Je ne sais pas s’il faut le féliciter ou le plaindre. Je constate qu’il est devenu, depuis vendredi dernier, ministre de la République. Je constate aussi, qu’avant même l’officialisation de la nouvelle, il est allé remercier le chef de l’Etat et se mettre à son service. Signe que l’homme en voulait…
Modeste Kérékou, c’est sans doute un destin. Il a déjà un nom. Enorme avantage comparatif. Il veut se faire un prénom. Il a été, à moins de 30ans, député élu sur la liste de l’Union pour le Bénin du Futur (UBF), aux bons soins de Bruno Amoussou. Aujourd’hui, il est ministre. Si son cas préoccupe, c’est que son atterrissage au gouvernement de Boni Yayi est tout aussi préoccupant et relève du grand écart. Oui, il y a un peu plus d’un an, la tension était vive entre le régime Yayi et les Kérékou, du moins Modeste Kérékou. Il s’était fait le défenseur de son père, ancien président de la République, à qui la ministre Réckya Madougou aurait manqué dans son livre « Mon combat pour la parole ». Modeste Kérékou crache du fiel, veut remettre la ministre à sa place. Il lui donne du « mademoiselle la ministre ». Il accuse Boni Yayi d’abriter des repris de justice dans son gouvernement.
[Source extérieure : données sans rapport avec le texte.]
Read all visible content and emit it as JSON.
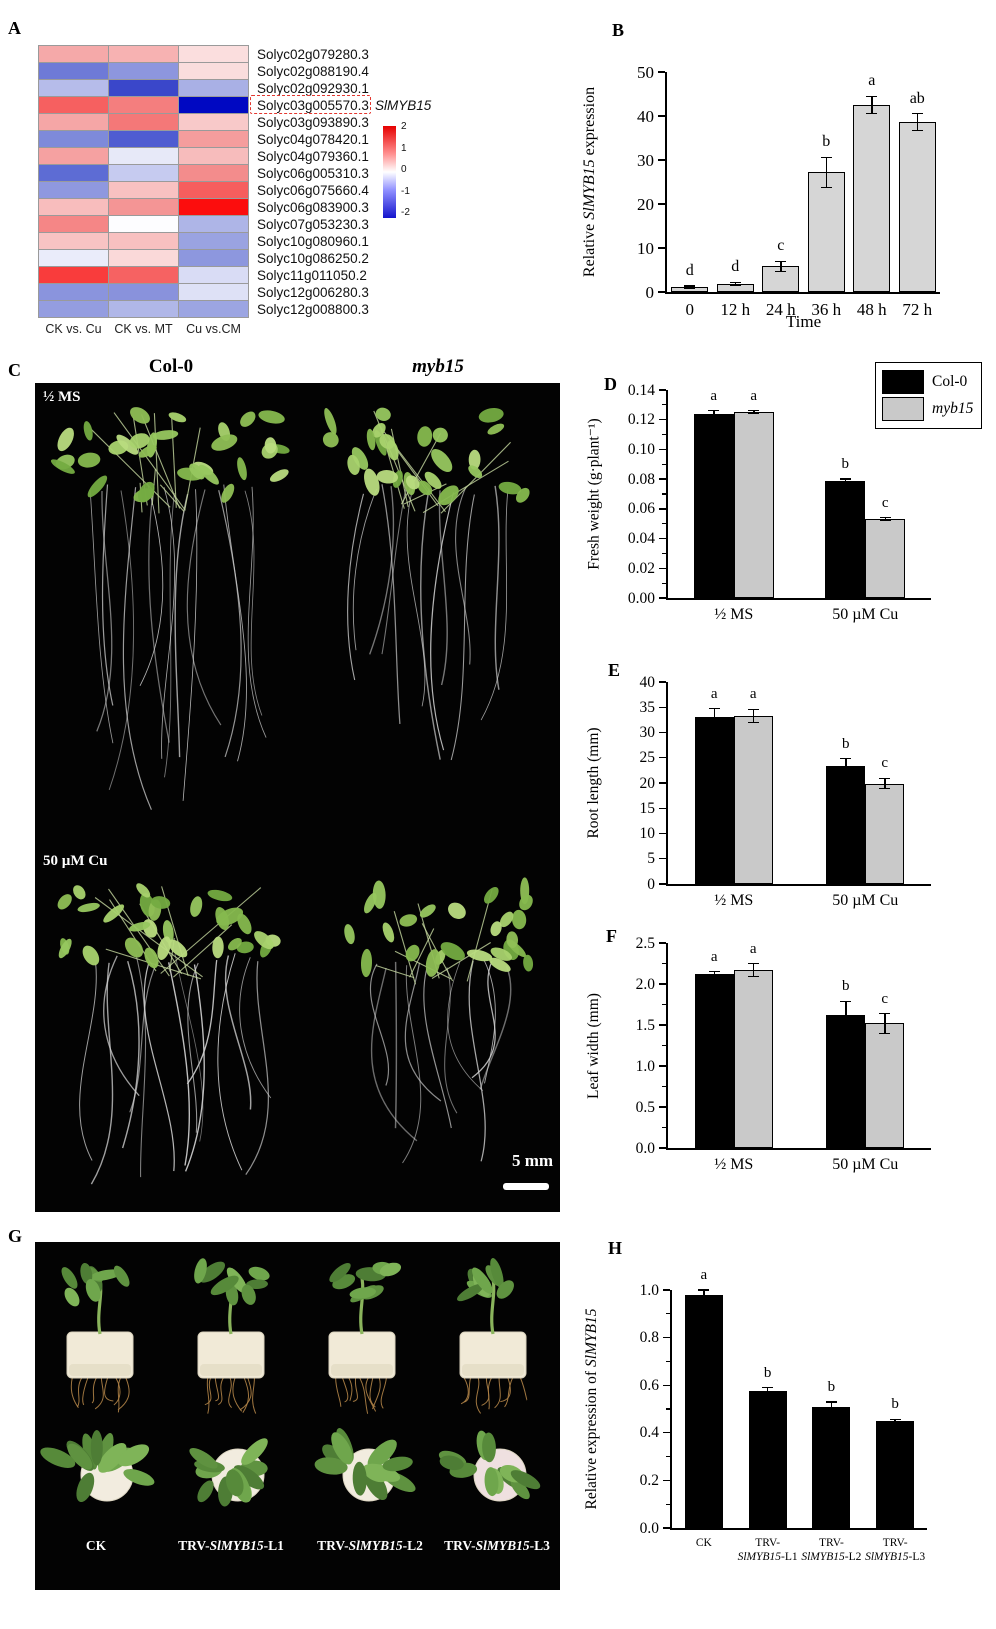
{
  "panels": {
    "a": {
      "label": "A"
    },
    "b": {
      "label": "B"
    },
    "c": {
      "label": "C",
      "genotype_left": "Col-0",
      "genotype_right_parts": [
        {
          "t": "myb15",
          "i": 1
        }
      ],
      "treatment_top": "½ MS",
      "treatment_bottom": "50 µM Cu",
      "scale_text": "5 mm"
    },
    "d": {
      "label": "D"
    },
    "e": {
      "label": "E"
    },
    "f": {
      "label": "F"
    },
    "g": {
      "label": "G",
      "photo_labels": [
        [
          {
            "t": "CK"
          }
        ],
        [
          {
            "t": "TRV-"
          },
          {
            "t": "SlMYB15",
            "i": 1
          },
          {
            "t": "-L1"
          }
        ],
        [
          {
            "t": "TRV-"
          },
          {
            "t": "SlMYB15",
            "i": 1
          },
          {
            "t": "-L2"
          }
        ],
        [
          {
            "t": "TRV-"
          },
          {
            "t": "SlMYB15",
            "i": 1
          },
          {
            "t": "-L3"
          }
        ]
      ]
    },
    "h": {
      "label": "H"
    }
  },
  "chart_data": [
    {
      "id": "heatmap",
      "type": "heatmap",
      "columns": [
        "CK vs. Cu",
        "CK vs. MT",
        "Cu vs.CM"
      ],
      "rows": [
        {
          "gene": "Solyc02g079280.3",
          "colors": [
            "#f5a9a9",
            "#f7b2b2",
            "#fbdede"
          ]
        },
        {
          "gene": "Solyc02g088190.4",
          "colors": [
            "#6e7ad7",
            "#8d96de",
            "#fadddd"
          ]
        },
        {
          "gene": "Solyc02g092930.1",
          "colors": [
            "#b6bcea",
            "#3a47ca",
            "#a9b0e5"
          ]
        },
        {
          "gene": "Solyc03g005570.3",
          "colors": [
            "#f66060",
            "#f47e7e",
            "#0008c2"
          ]
        },
        {
          "gene": "Solyc03g093890.3",
          "colors": [
            "#f5a6a6",
            "#f47878",
            "#f8c9c9"
          ]
        },
        {
          "gene": "Solyc04g078420.1",
          "colors": [
            "#7e8ada",
            "#4f5cd1",
            "#f59d9d"
          ]
        },
        {
          "gene": "Solyc04g079360.1",
          "colors": [
            "#f5a1a1",
            "#e7e9f8",
            "#f7bcbc"
          ]
        },
        {
          "gene": "Solyc06g005310.3",
          "colors": [
            "#5d6cd4",
            "#c6cbf0",
            "#f38c8c"
          ]
        },
        {
          "gene": "Solyc06g075660.4",
          "colors": [
            "#8f98df",
            "#f8c1c1",
            "#f65e5e"
          ]
        },
        {
          "gene": "Solyc06g083900.3",
          "colors": [
            "#f8bdbd",
            "#f49595",
            "#fc0d0d"
          ]
        },
        {
          "gene": "Solyc07g053230.3",
          "colors": [
            "#f58686",
            "#fdfdff",
            "#aeb5e7"
          ]
        },
        {
          "gene": "Solyc10g080960.1",
          "colors": [
            "#f8c3c3",
            "#f8c0c0",
            "#9aa3e1"
          ]
        },
        {
          "gene": "Solyc10g086250.2",
          "colors": [
            "#eaecfa",
            "#fad9d9",
            "#8d97de"
          ]
        },
        {
          "gene": "Solyc11g011050.2",
          "colors": [
            "#f93c3c",
            "#f66262",
            "#d9dcf5"
          ]
        },
        {
          "gene": "Solyc12g006280.3",
          "colors": [
            "#8a94dd",
            "#8992dc",
            "#dee1f6"
          ]
        },
        {
          "gene": "Solyc12g008800.3",
          "colors": [
            "#949de0",
            "#b0b7e8",
            "#9ca5e2"
          ]
        }
      ],
      "highlight_row": 3,
      "highlight_annotation_parts": [
        {
          "t": "SlMYB15",
          "i": 1
        }
      ],
      "colorbar": {
        "ticks": [
          "2",
          "1",
          "0",
          "-1",
          "-2"
        ]
      }
    },
    {
      "id": "b",
      "type": "bar",
      "ylabel_parts": [
        {
          "t": "Relative "
        },
        {
          "t": "SlMYB15",
          "i": 1
        },
        {
          "t": " expression"
        }
      ],
      "xlabel": "Time",
      "ymin": 0,
      "ymax": 50,
      "yticks": [
        {
          "v": 0,
          "l": "0"
        },
        {
          "v": 10,
          "l": "10"
        },
        {
          "v": 20,
          "l": "20"
        },
        {
          "v": 30,
          "l": "30"
        },
        {
          "v": 40,
          "l": "40"
        },
        {
          "v": 50,
          "l": "50"
        }
      ],
      "categories": [
        [
          "0"
        ],
        [
          "12 h"
        ],
        [
          "24 h"
        ],
        [
          "36 h"
        ],
        [
          "48 h"
        ],
        [
          "72 h"
        ]
      ],
      "series": [
        {
          "name": "expression",
          "color": "#d6d6d6",
          "values": [
            1.1,
            1.9,
            5.8,
            27.2,
            42.5,
            38.6
          ],
          "errors": [
            0.2,
            0.3,
            1.2,
            3.4,
            2.0,
            1.9
          ],
          "letters": [
            "d",
            "d",
            "c",
            "b",
            "a",
            "ab"
          ]
        }
      ]
    },
    {
      "id": "d",
      "type": "bar",
      "ylabel_parts": [
        {
          "t": "Fresh weight (g·plant⁻¹)"
        }
      ],
      "ymin": 0,
      "ymax": 0.14,
      "yticks": [
        {
          "v": 0,
          "l": "0.00"
        },
        {
          "v": 0.02,
          "l": "0.02"
        },
        {
          "v": 0.04,
          "l": "0.04"
        },
        {
          "v": 0.06,
          "l": "0.06"
        },
        {
          "v": 0.08,
          "l": "0.08"
        },
        {
          "v": 0.1,
          "l": "0.10"
        },
        {
          "v": 0.12,
          "l": "0.12"
        },
        {
          "v": 0.14,
          "l": "0.14"
        }
      ],
      "categories": [
        [
          "½ MS"
        ],
        [
          "50 µM Cu"
        ]
      ],
      "series": [
        {
          "name": "Col-0",
          "color": "#000000",
          "values": [
            0.124,
            0.079
          ],
          "errors": [
            0.002,
            0.001
          ],
          "letters": [
            "a",
            "b"
          ]
        },
        {
          "name": "myb15",
          "color": "#c9c9c9",
          "values": [
            0.125,
            0.053
          ],
          "errors": [
            0.001,
            0.001
          ],
          "letters": [
            "a",
            "c"
          ]
        }
      ],
      "legend": [
        {
          "label_parts": [
            {
              "t": "Col-0"
            }
          ],
          "color": "#000000"
        },
        {
          "label_parts": [
            {
              "t": "myb15",
              "i": 1
            }
          ],
          "color": "#c9c9c9"
        }
      ]
    },
    {
      "id": "e",
      "type": "bar",
      "ylabel_parts": [
        {
          "t": "Root length (mm)"
        }
      ],
      "ymin": 0,
      "ymax": 40,
      "yticks": [
        {
          "v": 0,
          "l": "0"
        },
        {
          "v": 5,
          "l": "5"
        },
        {
          "v": 10,
          "l": "10"
        },
        {
          "v": 15,
          "l": "15"
        },
        {
          "v": 20,
          "l": "20"
        },
        {
          "v": 25,
          "l": "25"
        },
        {
          "v": 30,
          "l": "30"
        },
        {
          "v": 35,
          "l": "35"
        },
        {
          "v": 40,
          "l": "40"
        }
      ],
      "categories": [
        [
          "½ MS"
        ],
        [
          "50 µM Cu"
        ]
      ],
      "series": [
        {
          "name": "Col-0",
          "color": "#000000",
          "values": [
            33.0,
            23.3
          ],
          "errors": [
            1.7,
            1.5
          ],
          "letters": [
            "a",
            "b"
          ]
        },
        {
          "name": "myb15",
          "color": "#c9c9c9",
          "values": [
            33.3,
            19.9
          ],
          "errors": [
            1.3,
            1.0
          ],
          "letters": [
            "a",
            "c"
          ]
        }
      ]
    },
    {
      "id": "f",
      "type": "bar",
      "ylabel_parts": [
        {
          "t": "Leaf width (mm)"
        }
      ],
      "ymin": 0,
      "ymax": 2.5,
      "yticks": [
        {
          "v": 0,
          "l": "0.0"
        },
        {
          "v": 0.5,
          "l": "0.5"
        },
        {
          "v": 1.0,
          "l": "1.0"
        },
        {
          "v": 1.5,
          "l": "1.5"
        },
        {
          "v": 2.0,
          "l": "2.0"
        },
        {
          "v": 2.5,
          "l": "2.5"
        }
      ],
      "categories": [
        [
          "½ MS"
        ],
        [
          "50 µM Cu"
        ]
      ],
      "series": [
        {
          "name": "Col-0",
          "color": "#000000",
          "values": [
            2.12,
            1.62
          ],
          "errors": [
            0.03,
            0.17
          ],
          "letters": [
            "a",
            "b"
          ]
        },
        {
          "name": "myb15",
          "color": "#c9c9c9",
          "values": [
            2.17,
            1.52
          ],
          "errors": [
            0.08,
            0.12
          ],
          "letters": [
            "a",
            "c"
          ]
        }
      ]
    },
    {
      "id": "h",
      "type": "bar",
      "ylabel_parts": [
        {
          "t": "Relative expression of "
        },
        {
          "t": "SlMYB15",
          "i": 1
        }
      ],
      "ymin": 0,
      "ymax": 1.0,
      "yticks": [
        {
          "v": 0,
          "l": "0.0"
        },
        {
          "v": 0.2,
          "l": "0.2"
        },
        {
          "v": 0.4,
          "l": "0.4"
        },
        {
          "v": 0.6,
          "l": "0.6"
        },
        {
          "v": 0.8,
          "l": "0.8"
        },
        {
          "v": 1.0,
          "l": "1.0"
        }
      ],
      "categories": [
        [
          "CK"
        ],
        [
          "TRV-",
          [
            {
              "t": "SlMYB15",
              "i": 1
            },
            {
              "t": "-L1"
            }
          ]
        ],
        [
          "TRV-",
          [
            {
              "t": "SlMYB15",
              "i": 1
            },
            {
              "t": "-L2"
            }
          ]
        ],
        [
          "TRV-",
          [
            {
              "t": "SlMYB15",
              "i": 1
            },
            {
              "t": "-L3"
            }
          ]
        ]
      ],
      "series": [
        {
          "name": "expression",
          "color": "#000000",
          "values": [
            0.98,
            0.575,
            0.51,
            0.45
          ],
          "errors": [
            0.02,
            0.015,
            0.02,
            0.006
          ],
          "letters": [
            "a",
            "b",
            "b",
            "b"
          ]
        }
      ]
    }
  ]
}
Il s’indigne plus tard de la façon dont son compagnon de parti, Rachidi Gbadamassi, est passé à l’ennemi commun avec armes et bagages sans crier gare.
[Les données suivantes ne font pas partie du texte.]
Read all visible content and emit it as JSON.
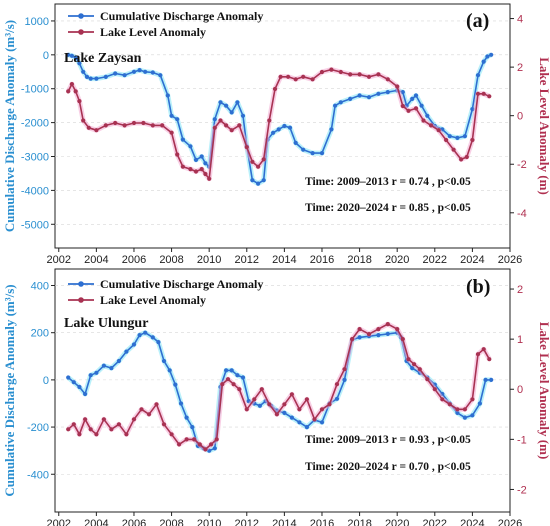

Réckya Madougou est encore au gouvernement et je me demande comment les deux désormais collègues vont se regarder. Les repris de justice sont encore au gouvernement et je me demande si Modeste Kérékou doit être fier de s’asseoir avec eux autour de la table du Conseil des ministres. Rachidi Gbadamassi, depuis qu’il s’est auto transféré chez l’ennemi, essaie, avec un activisme soutenu, de remplir sa part de contrat. Je ne sais pas, au cas où il aurait été étranger à la nomination de Modeste Kérékou, comment il le verrait dans ses habits de ministre. Mais la politique, qui a besoin d’éthique et de normes, je l’ai souvent dit, s’est révélée chez nous comme étant le domaine du possible par exemple. Donc l’on fait un virage à 180° et l’on compte sur l’amnésie collective pour se faire absoudre. Soit, mais je pense que, pour le combat dont il s’est fait le chantre en dénonçant la gestion peu amène du pays par Boni Yayi, Modeste Kérékou devait avoir quelque égard pour le public en lui expliquant préalablement à son entrée au gouvernement, qu’il était revenu à de meilleurs sentiments vis-à-vis de Boni Yayi.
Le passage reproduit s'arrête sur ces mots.